Siemens: l'achat de Bayer Diagnostics inquiète les agences de notation

Deux agences de notation, Standard and Poor's (SP) et Moody's, ont manifesté vendredi leurs inquiétudes concernant le groupe allemand Siemens, après l'annonce par celui-ci de l'achat pour 4,2 milliards d'euros de la branche diagnostics de Bayer.
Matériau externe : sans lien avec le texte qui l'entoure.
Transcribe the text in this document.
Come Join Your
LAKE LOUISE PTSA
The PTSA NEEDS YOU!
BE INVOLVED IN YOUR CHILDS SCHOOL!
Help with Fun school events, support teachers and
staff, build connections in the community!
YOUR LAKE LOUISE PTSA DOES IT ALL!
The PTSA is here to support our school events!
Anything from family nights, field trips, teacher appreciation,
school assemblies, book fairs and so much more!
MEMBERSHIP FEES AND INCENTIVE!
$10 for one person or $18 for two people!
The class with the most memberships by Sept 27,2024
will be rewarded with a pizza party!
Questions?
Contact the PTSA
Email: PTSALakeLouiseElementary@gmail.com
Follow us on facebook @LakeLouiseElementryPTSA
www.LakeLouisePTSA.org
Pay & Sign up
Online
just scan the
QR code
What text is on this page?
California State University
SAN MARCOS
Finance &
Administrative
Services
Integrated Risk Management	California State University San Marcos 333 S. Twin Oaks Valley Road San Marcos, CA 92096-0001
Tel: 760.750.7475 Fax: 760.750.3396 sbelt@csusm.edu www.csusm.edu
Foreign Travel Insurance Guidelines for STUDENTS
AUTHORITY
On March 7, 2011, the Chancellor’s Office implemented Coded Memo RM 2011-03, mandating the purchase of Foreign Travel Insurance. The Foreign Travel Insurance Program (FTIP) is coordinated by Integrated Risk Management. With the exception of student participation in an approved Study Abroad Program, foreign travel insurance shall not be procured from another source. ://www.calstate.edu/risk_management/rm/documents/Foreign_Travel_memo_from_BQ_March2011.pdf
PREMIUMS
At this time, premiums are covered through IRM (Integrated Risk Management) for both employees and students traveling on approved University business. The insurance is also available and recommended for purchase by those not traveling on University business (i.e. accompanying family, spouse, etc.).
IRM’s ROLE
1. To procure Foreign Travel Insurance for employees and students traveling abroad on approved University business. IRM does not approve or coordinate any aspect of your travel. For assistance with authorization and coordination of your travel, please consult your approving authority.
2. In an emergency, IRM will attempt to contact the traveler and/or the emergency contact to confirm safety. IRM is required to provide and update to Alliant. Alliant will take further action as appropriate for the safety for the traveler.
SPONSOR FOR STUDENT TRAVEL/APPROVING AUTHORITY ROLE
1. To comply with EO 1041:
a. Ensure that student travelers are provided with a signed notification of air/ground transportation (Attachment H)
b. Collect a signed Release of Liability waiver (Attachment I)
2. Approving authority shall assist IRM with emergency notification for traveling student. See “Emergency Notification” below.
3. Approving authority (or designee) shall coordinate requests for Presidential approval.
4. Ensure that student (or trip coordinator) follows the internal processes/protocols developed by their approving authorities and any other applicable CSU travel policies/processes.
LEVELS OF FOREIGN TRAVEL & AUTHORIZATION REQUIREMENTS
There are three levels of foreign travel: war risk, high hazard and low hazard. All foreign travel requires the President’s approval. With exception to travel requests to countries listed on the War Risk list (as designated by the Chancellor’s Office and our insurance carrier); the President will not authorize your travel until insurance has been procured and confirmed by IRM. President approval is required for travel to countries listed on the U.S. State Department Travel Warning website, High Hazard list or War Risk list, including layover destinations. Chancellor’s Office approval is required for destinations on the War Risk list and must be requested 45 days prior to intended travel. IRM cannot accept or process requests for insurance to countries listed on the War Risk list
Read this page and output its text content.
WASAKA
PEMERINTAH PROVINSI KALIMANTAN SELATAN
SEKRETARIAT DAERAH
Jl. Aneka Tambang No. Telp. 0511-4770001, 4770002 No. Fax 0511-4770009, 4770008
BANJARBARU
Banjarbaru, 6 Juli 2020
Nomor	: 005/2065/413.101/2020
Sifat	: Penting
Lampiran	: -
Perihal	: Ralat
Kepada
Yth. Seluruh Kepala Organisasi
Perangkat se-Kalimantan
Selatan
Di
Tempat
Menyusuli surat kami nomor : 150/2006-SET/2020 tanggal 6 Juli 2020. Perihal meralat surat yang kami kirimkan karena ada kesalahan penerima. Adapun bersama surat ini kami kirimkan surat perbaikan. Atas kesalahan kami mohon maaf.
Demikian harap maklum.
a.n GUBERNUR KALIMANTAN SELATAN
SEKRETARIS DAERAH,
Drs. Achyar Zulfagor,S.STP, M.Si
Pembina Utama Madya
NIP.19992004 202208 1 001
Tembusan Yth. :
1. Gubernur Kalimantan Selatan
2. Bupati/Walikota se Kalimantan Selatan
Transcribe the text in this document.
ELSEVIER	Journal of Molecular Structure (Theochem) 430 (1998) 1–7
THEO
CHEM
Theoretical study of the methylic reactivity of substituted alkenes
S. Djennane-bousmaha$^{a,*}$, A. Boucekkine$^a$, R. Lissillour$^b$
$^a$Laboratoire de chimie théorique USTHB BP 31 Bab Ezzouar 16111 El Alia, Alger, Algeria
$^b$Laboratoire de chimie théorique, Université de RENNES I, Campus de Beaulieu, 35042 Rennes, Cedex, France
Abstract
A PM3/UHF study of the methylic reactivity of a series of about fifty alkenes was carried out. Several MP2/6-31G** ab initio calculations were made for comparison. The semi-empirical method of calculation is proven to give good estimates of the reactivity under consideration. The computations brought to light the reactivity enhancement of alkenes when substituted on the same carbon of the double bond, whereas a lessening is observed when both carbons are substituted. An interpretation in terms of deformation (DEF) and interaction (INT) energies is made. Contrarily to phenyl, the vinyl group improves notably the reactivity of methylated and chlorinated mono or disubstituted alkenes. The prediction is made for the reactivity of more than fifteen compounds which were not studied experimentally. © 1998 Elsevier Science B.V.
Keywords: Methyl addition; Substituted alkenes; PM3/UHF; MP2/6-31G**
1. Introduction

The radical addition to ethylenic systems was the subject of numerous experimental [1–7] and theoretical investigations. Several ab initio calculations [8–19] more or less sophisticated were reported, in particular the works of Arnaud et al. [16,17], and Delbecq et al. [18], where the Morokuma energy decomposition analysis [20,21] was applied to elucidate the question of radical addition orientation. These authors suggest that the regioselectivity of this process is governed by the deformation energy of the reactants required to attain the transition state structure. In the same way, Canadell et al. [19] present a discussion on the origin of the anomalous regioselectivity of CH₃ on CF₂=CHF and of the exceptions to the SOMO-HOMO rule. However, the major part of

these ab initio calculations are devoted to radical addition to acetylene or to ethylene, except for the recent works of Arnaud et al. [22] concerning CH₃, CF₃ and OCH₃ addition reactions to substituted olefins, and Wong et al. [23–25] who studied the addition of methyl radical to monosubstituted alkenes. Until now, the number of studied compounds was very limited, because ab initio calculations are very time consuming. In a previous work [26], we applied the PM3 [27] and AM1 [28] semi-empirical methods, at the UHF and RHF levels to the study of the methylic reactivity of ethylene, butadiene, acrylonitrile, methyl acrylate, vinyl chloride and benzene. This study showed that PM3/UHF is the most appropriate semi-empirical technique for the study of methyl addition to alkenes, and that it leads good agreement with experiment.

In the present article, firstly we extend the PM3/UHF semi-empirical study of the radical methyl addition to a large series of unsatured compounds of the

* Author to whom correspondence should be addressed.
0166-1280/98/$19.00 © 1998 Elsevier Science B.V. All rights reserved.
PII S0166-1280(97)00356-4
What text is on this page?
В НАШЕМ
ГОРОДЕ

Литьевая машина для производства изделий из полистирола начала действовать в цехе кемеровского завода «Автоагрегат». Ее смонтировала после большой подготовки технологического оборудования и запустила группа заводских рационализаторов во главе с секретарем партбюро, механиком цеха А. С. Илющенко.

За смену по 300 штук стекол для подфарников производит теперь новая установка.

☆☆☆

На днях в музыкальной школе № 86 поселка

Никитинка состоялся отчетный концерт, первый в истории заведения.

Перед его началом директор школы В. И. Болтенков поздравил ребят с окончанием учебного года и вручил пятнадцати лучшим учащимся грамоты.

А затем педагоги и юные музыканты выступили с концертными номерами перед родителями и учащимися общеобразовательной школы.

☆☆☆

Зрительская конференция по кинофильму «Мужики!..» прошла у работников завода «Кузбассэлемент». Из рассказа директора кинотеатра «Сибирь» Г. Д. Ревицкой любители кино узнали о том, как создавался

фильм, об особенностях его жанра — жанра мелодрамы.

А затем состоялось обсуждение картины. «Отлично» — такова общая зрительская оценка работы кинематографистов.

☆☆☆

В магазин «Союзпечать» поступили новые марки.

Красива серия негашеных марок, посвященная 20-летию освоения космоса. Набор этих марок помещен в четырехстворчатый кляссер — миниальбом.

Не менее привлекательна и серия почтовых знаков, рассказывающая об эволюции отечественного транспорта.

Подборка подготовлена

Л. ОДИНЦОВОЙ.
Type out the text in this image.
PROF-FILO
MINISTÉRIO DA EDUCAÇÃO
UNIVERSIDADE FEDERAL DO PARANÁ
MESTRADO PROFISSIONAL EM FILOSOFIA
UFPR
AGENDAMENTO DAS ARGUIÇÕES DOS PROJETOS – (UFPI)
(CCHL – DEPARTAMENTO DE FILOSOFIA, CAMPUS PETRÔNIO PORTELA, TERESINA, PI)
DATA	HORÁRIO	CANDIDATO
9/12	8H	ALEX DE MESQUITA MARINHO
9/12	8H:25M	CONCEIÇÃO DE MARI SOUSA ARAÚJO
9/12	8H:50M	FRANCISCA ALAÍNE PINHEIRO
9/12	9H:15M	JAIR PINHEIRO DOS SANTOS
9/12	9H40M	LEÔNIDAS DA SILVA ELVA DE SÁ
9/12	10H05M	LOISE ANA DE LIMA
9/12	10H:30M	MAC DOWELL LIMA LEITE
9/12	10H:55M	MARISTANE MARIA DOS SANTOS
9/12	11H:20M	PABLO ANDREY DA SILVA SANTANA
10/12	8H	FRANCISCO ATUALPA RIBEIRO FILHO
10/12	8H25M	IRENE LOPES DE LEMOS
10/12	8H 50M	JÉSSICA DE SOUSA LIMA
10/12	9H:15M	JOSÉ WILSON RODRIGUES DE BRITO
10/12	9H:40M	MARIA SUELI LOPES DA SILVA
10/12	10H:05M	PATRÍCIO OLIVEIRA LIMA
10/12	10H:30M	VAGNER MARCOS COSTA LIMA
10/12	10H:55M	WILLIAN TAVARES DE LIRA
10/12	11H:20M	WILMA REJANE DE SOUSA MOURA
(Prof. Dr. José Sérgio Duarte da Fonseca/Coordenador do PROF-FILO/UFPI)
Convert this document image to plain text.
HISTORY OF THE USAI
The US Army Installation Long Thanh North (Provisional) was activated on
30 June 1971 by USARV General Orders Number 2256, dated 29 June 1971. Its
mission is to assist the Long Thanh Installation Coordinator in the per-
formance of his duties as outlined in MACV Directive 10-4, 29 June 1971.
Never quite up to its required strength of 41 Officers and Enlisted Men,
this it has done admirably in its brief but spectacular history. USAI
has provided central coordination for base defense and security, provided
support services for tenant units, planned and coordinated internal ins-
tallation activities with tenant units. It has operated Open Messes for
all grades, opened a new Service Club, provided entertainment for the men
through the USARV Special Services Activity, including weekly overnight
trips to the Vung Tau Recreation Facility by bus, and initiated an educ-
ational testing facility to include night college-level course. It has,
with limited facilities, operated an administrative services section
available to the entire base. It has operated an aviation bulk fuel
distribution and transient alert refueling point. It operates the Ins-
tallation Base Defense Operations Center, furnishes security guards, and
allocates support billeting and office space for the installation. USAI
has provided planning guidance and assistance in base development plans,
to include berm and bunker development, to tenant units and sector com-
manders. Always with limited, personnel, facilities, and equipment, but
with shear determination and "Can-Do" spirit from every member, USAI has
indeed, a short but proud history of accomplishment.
(AFP) SP, la plus écoutée, a prévenu qu'elle envisageait de baisser sa notation sur la dette du groupe de Munich (sud). Les notes à long terme "AA-" et à court terme "A-1+" sont mises sous surveillance négative. Une éventuelle dégradation ne devrait pas dépasser un cran, a-t-elle précisé dans son communiqué. Moody's de son côté a abaissé de "stable" à "négative" la perspective assortissant ses notes à long terme "Aa3" et à court terme "Prime 1". Le prix payé par Siemens "est relativement élevé mais grosso modo en ligne avec les prix payés pour des transactions similaires dans le secteur", estime Moody's. Mais l'agence "anticipe que Siemens va continuer à procéder à des modifications dans son portefeuille afin de renforcer les marges du groupe et la perspective négative tient compte de la possibilité d'une poursuite d'activités de fusions-acquisitions", indique encore le communiqué. L'activité de Siemens ces derniers mois en matière d'acquisition est également ce qui inquiète SP. L'agence évoque un total de plus de 3 milliards d'euros sur l'année 2005, et encore 1,5 milliard environ pour l'achat, annoncé fin avril, du groupe américain DPC. SP compte mettre fin à sa mise sous surveillance "dans les prochains mois, une fois connue la future structure de capital du groupe et après avoir discuté des plans stratégiques de Siemens avec la direction", indique Marie Bissinger, analyste de SP citée dans le communiqué. SP précise qu'elle compte réévaluer le profil de risque de Siemens pour tenir compte des "améliorations de portefeuille réalisées dans les dernières années, qui devraient à terme conduire à des améliorations de la profitabilité et réduire la volatilité" de l'activité. "Le renforcement continu de la division Medical Solutions et la réduction graduelle de l'exposition aux activités dont les marges sont basses aura probablement un effet positif sur notre appréciation". Le patron de Siemens, Klaus Kleinfeld, a entrepris de restructurer à marche forcée les divisions à problèmes du groupe. Cette volonté s'est manifestée récemment avec l'annonce de l'externalisation des activités d'infrastructures pour les opérateurs télécoms dans une société commune avec le finlandais Nokia. Parallèlement, il affirme vouloir privilégier trois grands secteurs de croissance: l'énergie et l'environnement, l'automatisation industrielle et les infrastructures, et la santé.